赤楚:今回の本は写真集ではなく、僕の言葉を追うというのが最初からテーマとしてあったんです。そのためには、そのつど衣装を変えるよりも、ずっと同じ服装のほうがいいんじゃないかな、って。

 僕はデニムや革ジャンが好きなんですけど、経年変化って言葉がよく使われるんですよね。だから最初は、デニムのセットアップを着続けて、僕自身の経年変化も表現できたらいいなあと思ったんですけど、デニムは型がしっかりしすぎて遊びが少ない。スーツのほうが気崩したり、ボタン一つで雰囲気を変えたり、いろんなアプローチができるんじゃないかってことで決まりました。

赤楚衛二インタビュー&フォトブック『E』
撮影:宮脇進
ワニブックス刊

――撮影するときのこだわりは?

赤楚:全部、その日の気分です。ふだん、ファッションの撮影をするときは、シチュエーションが想定されている場合も多いですし、ブランドのイメージに沿ってカッコよくとかスタイリッシュにとか雰囲気を定めていくんですけど、今回は素のままの自分でいようと思って。

――だから荒ぶり期の片鱗も映し出されてしまった。

赤楚:そうです(笑)。プライベートでもこのスーツを着ることが多かったので、だんだん肌にもなじんでくれたんじゃないかなと思います。

――髭を生やしていたり、ちょっと乱れていたり、同じスーツとは思えないほどいろんな表情が見られますが、やっぱり初回の金髪は、イメージにないので驚きました。

赤楚:意外とよくないですか?(笑)。20代のうちに、一度金髪にしておきたかったんです。Netflixドラマ『ゾン100〜ゾンビになるまでにしたい100のこと〜』に出演したら、自分でもやりたいことリストをつくってチャレンジしたい気持ちが湧き出てきちゃって。染めるような役をもらうこともしばらくなさそうだし、やってみるか! と。そうしたら、久しぶりに美容院って楽しいんだなってことを思い出しました。いつもは自分ではなく役のためにヘアスタイルをつくっているので。

――なかなか自分の好みどおりにはできないですよね。

赤楚:そうなんですよ。ここを3センチ切ってください、ここはあと2センチ、みたいにこだわるのも、全部役をどう表現するか考えてのこと。だから、自分の好みを伝えること、そしてそれが叶うことがこんなにも楽しいんだと知れてよかったです。

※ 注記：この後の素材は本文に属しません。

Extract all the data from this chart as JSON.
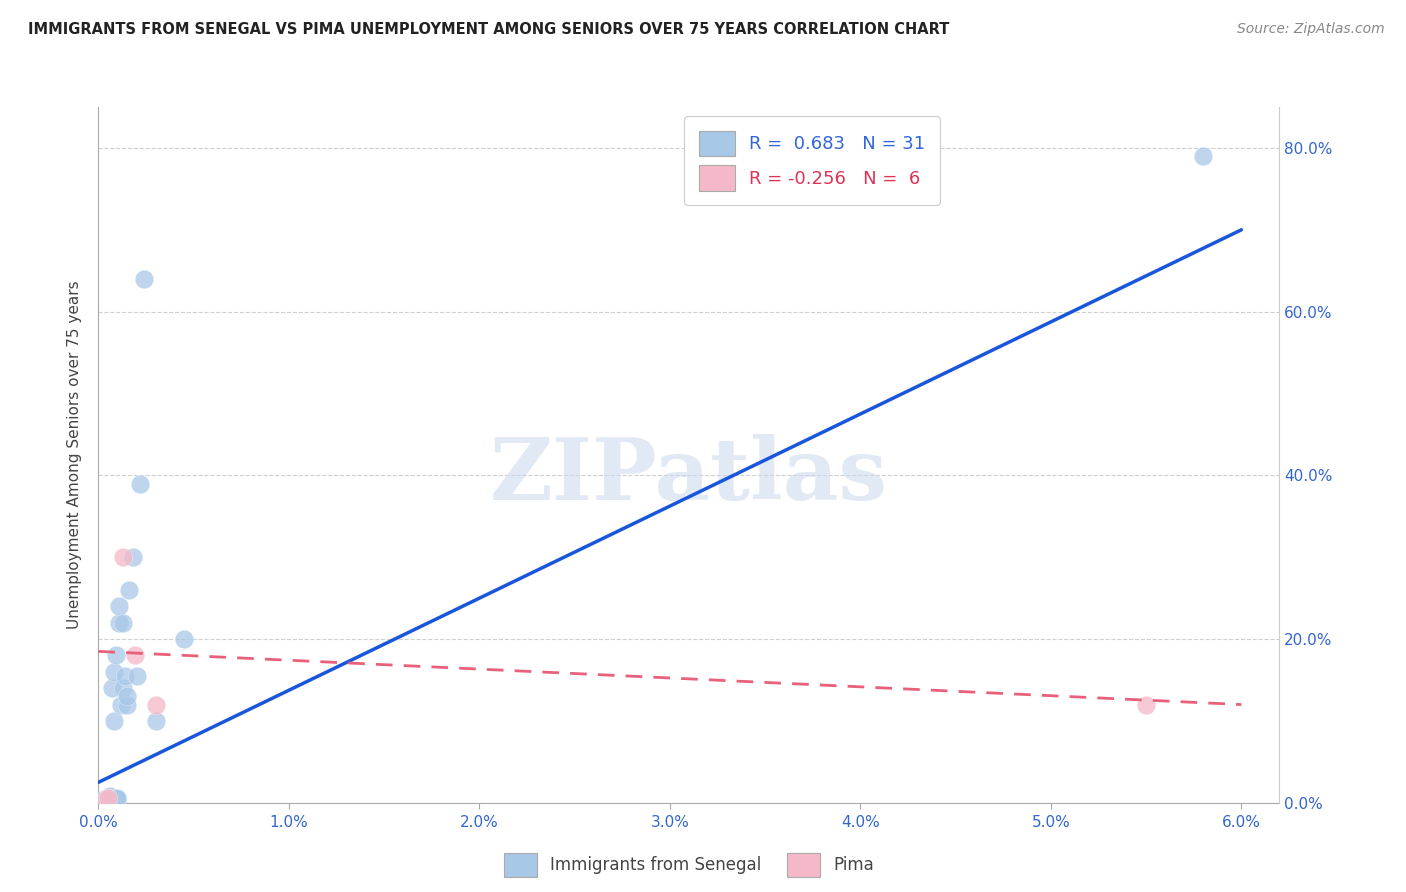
{
  "title": "IMMIGRANTS FROM SENEGAL VS PIMA UNEMPLOYMENT AMONG SENIORS OVER 75 YEARS CORRELATION CHART",
  "source": "Source: ZipAtlas.com",
  "ylabel": "Unemployment Among Seniors over 75 years",
  "watermark": "ZIPatlas",
  "blue_scatter_x": [
    0.0003,
    0.0004,
    0.0005,
    0.0005,
    0.0006,
    0.0006,
    0.0007,
    0.0007,
    0.0007,
    0.0008,
    0.0008,
    0.0009,
    0.001,
    0.001,
    0.001,
    0.0011,
    0.0011,
    0.0012,
    0.0013,
    0.0013,
    0.0014,
    0.0015,
    0.0015,
    0.0016,
    0.0018,
    0.002,
    0.0022,
    0.0024,
    0.003,
    0.0045,
    0.058
  ],
  "blue_scatter_y": [
    0.005,
    0.003,
    0.004,
    0.005,
    0.007,
    0.008,
    0.006,
    0.005,
    0.14,
    0.1,
    0.16,
    0.18,
    0.005,
    0.005,
    0.006,
    0.22,
    0.24,
    0.12,
    0.22,
    0.14,
    0.155,
    0.12,
    0.13,
    0.26,
    0.3,
    0.155,
    0.39,
    0.64,
    0.1,
    0.2,
    0.79
  ],
  "pink_scatter_x": [
    0.0004,
    0.0005,
    0.0013,
    0.0019,
    0.003,
    0.055
  ],
  "pink_scatter_y": [
    0.005,
    0.006,
    0.3,
    0.18,
    0.12,
    0.12
  ],
  "blue_line_x": [
    0.0,
    0.06
  ],
  "blue_line_y": [
    0.025,
    0.7
  ],
  "pink_line_x": [
    0.0,
    0.06
  ],
  "pink_line_y": [
    0.185,
    0.12
  ],
  "xlim": [
    0.0,
    0.062
  ],
  "ylim": [
    0.0,
    0.85
  ],
  "x_ticks": [
    0.0,
    0.01,
    0.02,
    0.03,
    0.04,
    0.05,
    0.06
  ],
  "x_tick_labels": [
    "0.0%",
    "1.0%",
    "2.0%",
    "3.0%",
    "4.0%",
    "5.0%",
    "6.0%"
  ],
  "y_ticks": [
    0.0,
    0.2,
    0.4,
    0.6,
    0.8
  ],
  "y_tick_labels": [
    "0.0%",
    "20.0%",
    "40.0%",
    "60.0%",
    "80.0%"
  ],
  "blue_color": "#a8c8e8",
  "blue_line_color": "#1a56db",
  "pink_color": "#f5b8c8",
  "pink_line_color": "#e8607a",
  "background_color": "#ffffff",
  "grid_color": "#d0d0d0",
  "legend_blue_label": "R =  0.683   N = 31",
  "legend_pink_label": "R = -0.256   N =  6",
  "legend_blue_text_color": "#3366dd",
  "legend_pink_text_color": "#dd3355",
  "axis_label_color": "#3366cc",
  "title_color": "#222222",
  "source_color": "#888888",
  "ylabel_color": "#444444",
  "watermark_color": "#c8d8ec"
}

美容院もエンターテインメントなんだな、と(笑)。

――今後、美容師の役を演じるときがきたら、その実感が活きそうです。他に今、やりたいことはありますか?

赤楚:探り中です。エジプトに行きたいと思っても、まあ、難しいじゃないですか。身近でできることがないか探しているんですけど、とくに思いつかない。金髪にして満足したのも大きいですけど。